And paragraph seven, which the Lawful Access to Encrypted Data Act will add to the Pen Register Act:

  • The term ‘technical assistance’ includes
    • isolating all dialing, routing, addressing, and signaling information authorized to be acquired;
    • decrypting, decoding, or otherwise providing in an intelligible format the dialing, routing, addressing, and signaling information authorized to be acquired, unless the independent actions of an unaffiliated entity make it technically impossible to do so; and
    • delivering all dialing, routing, addressing, and signaling information authorized to be acquired securely, reliably, and concurrently with its transmission.

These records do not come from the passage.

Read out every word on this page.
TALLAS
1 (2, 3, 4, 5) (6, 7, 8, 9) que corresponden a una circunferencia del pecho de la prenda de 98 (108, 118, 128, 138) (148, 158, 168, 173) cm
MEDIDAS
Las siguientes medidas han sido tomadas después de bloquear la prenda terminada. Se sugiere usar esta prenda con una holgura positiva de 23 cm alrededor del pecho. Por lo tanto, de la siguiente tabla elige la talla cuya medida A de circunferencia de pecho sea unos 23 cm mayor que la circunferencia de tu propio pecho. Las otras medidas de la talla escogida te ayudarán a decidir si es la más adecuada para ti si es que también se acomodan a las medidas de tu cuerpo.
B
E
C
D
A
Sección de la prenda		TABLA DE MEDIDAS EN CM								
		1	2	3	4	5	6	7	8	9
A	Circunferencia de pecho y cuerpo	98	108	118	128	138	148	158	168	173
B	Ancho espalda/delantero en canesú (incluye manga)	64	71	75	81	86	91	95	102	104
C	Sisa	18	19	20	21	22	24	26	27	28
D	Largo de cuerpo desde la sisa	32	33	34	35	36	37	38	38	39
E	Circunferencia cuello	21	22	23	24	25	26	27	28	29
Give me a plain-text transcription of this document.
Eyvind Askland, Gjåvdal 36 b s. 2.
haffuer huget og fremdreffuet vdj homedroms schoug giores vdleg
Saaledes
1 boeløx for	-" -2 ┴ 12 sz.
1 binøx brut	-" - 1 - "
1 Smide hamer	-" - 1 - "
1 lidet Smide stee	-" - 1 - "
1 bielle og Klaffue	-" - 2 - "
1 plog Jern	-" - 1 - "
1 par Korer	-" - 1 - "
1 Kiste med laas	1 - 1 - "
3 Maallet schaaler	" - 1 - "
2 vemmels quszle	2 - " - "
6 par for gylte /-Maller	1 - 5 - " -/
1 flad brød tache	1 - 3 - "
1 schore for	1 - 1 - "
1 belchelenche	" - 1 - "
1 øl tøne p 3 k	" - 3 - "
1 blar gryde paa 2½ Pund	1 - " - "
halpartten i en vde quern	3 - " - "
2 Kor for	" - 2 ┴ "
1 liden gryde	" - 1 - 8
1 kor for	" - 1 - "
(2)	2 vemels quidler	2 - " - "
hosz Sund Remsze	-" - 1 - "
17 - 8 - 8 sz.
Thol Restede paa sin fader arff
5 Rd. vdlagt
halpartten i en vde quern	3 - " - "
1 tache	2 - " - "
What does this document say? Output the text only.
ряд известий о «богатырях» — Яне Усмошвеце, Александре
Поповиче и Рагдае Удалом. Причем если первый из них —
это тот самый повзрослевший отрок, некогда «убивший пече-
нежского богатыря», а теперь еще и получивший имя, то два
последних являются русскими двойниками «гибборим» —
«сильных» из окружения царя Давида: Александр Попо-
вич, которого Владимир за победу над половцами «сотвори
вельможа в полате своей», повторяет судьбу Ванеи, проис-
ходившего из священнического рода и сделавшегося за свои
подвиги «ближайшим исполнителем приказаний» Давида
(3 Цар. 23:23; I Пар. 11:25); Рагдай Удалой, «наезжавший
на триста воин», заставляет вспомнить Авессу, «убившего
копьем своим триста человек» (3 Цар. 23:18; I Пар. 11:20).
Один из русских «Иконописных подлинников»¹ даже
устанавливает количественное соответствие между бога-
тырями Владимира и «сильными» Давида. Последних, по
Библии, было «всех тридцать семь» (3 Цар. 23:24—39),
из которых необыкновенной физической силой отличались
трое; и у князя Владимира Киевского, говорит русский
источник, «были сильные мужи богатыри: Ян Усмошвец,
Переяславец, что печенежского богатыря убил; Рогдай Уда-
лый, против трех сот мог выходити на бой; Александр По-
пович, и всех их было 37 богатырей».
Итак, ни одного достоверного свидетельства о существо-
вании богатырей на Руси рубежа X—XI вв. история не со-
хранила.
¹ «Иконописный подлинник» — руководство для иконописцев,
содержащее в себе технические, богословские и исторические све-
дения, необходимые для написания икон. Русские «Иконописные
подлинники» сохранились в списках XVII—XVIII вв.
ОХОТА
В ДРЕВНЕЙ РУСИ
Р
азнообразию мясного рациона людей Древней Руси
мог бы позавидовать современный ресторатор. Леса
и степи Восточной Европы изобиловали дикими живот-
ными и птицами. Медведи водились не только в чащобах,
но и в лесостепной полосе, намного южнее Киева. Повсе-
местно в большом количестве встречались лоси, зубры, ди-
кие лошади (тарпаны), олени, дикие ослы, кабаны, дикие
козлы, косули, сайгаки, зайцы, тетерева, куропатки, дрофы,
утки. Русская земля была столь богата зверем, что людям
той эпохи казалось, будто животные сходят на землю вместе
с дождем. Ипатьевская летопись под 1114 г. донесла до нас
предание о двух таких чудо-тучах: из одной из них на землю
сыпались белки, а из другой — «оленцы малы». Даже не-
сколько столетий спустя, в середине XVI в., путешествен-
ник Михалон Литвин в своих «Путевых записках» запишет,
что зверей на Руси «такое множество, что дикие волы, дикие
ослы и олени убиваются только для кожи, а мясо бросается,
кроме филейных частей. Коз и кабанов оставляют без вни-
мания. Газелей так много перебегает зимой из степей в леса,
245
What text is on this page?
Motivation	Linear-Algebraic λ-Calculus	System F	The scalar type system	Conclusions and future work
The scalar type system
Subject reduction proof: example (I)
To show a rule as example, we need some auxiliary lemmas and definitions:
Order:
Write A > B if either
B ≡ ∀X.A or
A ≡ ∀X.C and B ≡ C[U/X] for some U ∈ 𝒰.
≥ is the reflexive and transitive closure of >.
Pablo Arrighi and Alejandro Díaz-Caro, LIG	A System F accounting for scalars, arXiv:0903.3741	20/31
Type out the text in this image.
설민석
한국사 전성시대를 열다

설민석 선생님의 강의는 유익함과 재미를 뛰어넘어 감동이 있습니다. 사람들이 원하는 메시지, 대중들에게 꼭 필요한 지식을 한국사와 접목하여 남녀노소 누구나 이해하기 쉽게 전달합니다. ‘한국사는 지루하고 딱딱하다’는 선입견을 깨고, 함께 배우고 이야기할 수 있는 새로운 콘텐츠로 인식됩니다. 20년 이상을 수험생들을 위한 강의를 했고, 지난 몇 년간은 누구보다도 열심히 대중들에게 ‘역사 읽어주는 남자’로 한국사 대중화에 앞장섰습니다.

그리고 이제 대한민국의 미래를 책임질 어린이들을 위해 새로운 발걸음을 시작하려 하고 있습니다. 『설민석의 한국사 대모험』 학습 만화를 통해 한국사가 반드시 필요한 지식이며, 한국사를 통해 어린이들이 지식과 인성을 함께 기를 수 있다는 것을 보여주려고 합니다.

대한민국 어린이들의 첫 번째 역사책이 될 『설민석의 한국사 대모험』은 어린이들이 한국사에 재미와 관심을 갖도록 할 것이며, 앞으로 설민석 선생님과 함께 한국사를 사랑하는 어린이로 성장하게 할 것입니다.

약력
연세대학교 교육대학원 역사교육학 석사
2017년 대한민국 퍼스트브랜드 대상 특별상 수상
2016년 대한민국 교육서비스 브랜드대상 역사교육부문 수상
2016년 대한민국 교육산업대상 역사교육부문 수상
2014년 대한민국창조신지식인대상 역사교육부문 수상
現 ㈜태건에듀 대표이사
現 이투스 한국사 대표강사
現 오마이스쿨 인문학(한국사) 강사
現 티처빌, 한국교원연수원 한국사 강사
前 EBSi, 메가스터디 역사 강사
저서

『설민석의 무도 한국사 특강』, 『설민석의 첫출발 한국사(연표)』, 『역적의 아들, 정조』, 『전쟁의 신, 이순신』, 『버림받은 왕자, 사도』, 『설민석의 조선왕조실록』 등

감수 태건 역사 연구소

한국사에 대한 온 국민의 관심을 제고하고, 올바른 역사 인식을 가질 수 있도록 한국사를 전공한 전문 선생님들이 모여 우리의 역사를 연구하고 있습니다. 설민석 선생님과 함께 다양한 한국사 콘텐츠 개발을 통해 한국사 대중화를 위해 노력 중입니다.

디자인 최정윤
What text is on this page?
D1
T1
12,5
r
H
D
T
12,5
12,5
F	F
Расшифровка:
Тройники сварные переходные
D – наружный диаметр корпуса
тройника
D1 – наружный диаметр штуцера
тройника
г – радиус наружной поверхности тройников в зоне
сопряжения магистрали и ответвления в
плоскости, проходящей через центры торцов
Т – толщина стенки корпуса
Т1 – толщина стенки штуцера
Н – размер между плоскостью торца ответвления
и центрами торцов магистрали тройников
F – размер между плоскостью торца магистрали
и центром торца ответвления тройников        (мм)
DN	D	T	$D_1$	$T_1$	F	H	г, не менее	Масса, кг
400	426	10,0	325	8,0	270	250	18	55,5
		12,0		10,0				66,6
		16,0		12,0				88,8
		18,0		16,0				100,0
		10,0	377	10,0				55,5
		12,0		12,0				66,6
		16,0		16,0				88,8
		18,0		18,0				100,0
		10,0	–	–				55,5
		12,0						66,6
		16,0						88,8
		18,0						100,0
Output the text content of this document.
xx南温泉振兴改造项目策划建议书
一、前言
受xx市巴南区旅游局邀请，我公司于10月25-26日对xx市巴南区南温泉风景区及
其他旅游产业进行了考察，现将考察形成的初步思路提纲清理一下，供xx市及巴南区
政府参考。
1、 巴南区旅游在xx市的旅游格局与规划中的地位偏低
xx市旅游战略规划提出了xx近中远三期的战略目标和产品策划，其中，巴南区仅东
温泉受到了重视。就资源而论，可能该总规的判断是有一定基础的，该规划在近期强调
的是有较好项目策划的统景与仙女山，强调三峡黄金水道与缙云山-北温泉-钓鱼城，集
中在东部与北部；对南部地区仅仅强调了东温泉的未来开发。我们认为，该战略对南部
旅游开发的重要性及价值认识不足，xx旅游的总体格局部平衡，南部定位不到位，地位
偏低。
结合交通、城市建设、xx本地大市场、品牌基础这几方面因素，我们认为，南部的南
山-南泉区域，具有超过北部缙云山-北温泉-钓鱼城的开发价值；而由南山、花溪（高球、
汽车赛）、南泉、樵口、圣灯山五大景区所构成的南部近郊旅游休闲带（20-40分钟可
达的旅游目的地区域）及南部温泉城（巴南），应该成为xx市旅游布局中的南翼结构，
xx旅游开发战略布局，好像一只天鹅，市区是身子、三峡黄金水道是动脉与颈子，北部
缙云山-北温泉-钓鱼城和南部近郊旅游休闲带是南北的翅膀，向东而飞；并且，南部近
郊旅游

Senate Judiciary Press Release

Senate Judiciary Committee Chairman Lindsey Graham:

“Terrorists and criminals routinely use technology, whether smartphones, apps, or other means, to coordinate and communicate their daily activities. In recent history, we have experienced numerous terrorism cases and serious criminal activity where vital information could not be accessed, even after a court order was issued. Unfortunately, tech companies have refused to honor these court orders and assist law enforcement in their investigations. My position is clear: After law enforcement obtains the necessary court authorizations, they should be able to retrieve information to assist in their investigations. Our legislation respects and protects the privacy rights of law-abiding Americans. It also puts the terrorists and criminals on notice that they will no longer be able to hide behind technology to cover their tracks.”

U.S. Senator Tom Cotton:

“Tech companies’ increasing reliance on encryption has turned their platforms into a new, lawless playground of criminal activity. Criminals from child predators to terrorists are taking full advantage. This bill will ensure law enforcement can access encrypted material with a warrant based on probable cause and help put an end to the Wild West of crime on the Internet.”

U.S. Senator Marsha Blackburn:

“User privacy and public safety can and should work in tandem. What we have learned is that in the absence of a lawful warrant application process, terrorists, drug traffickers and child predators will exploit encrypted communications to run their operations”

According to those backing the bill, the highlights of the Lawful Access to Encrypted Data Act include:

  • Enables law enforcement to obtain lawful access to encrypted data.
    • Once a warrant is obtained, the bill would require device manufacturers and service providers to assist law enforcement with accessing encrypted data if assistance would aid in the execution of the warrant.
    • In addition, it allows the Attorney General to issue directives to service providers and device manufacturers to report on their ability to comply with court orders, including timelines for implementation.
      • The Attorney General is prohibited from issuing a directive with specific technical steps for implementing the required capabilities.
      • Anyone issued a directive may appeal in federal court to change or set aside the directive.
      • The Government would be responsible for compensating the recipient of a directive for reasonable costs incurred in complying with the directive.
  • Incentivizes technical innovation.
    • Directs the Attorney General to create a prize competition to award participants who create a lawful access solution in an encrypted environment, while maximizing privacy and security.
  • Promotes technical and lawful access training and provides real-time assistance.
    • Funds a grant program within the Justice Department’s National Domestic Communications Assistance Center (NDCAC) to increase digital evidence training for law enforcement and creates a call center for advice and assistance during investigations.

According to the EFF, the Lawful Access to Encrypted Data Act is worse than the EARN IT Act. “We should take every opportunity to tell members of Congress to leave the secure technology we rely on alone,” Andrew Crocker, an EFF attorney, wrote.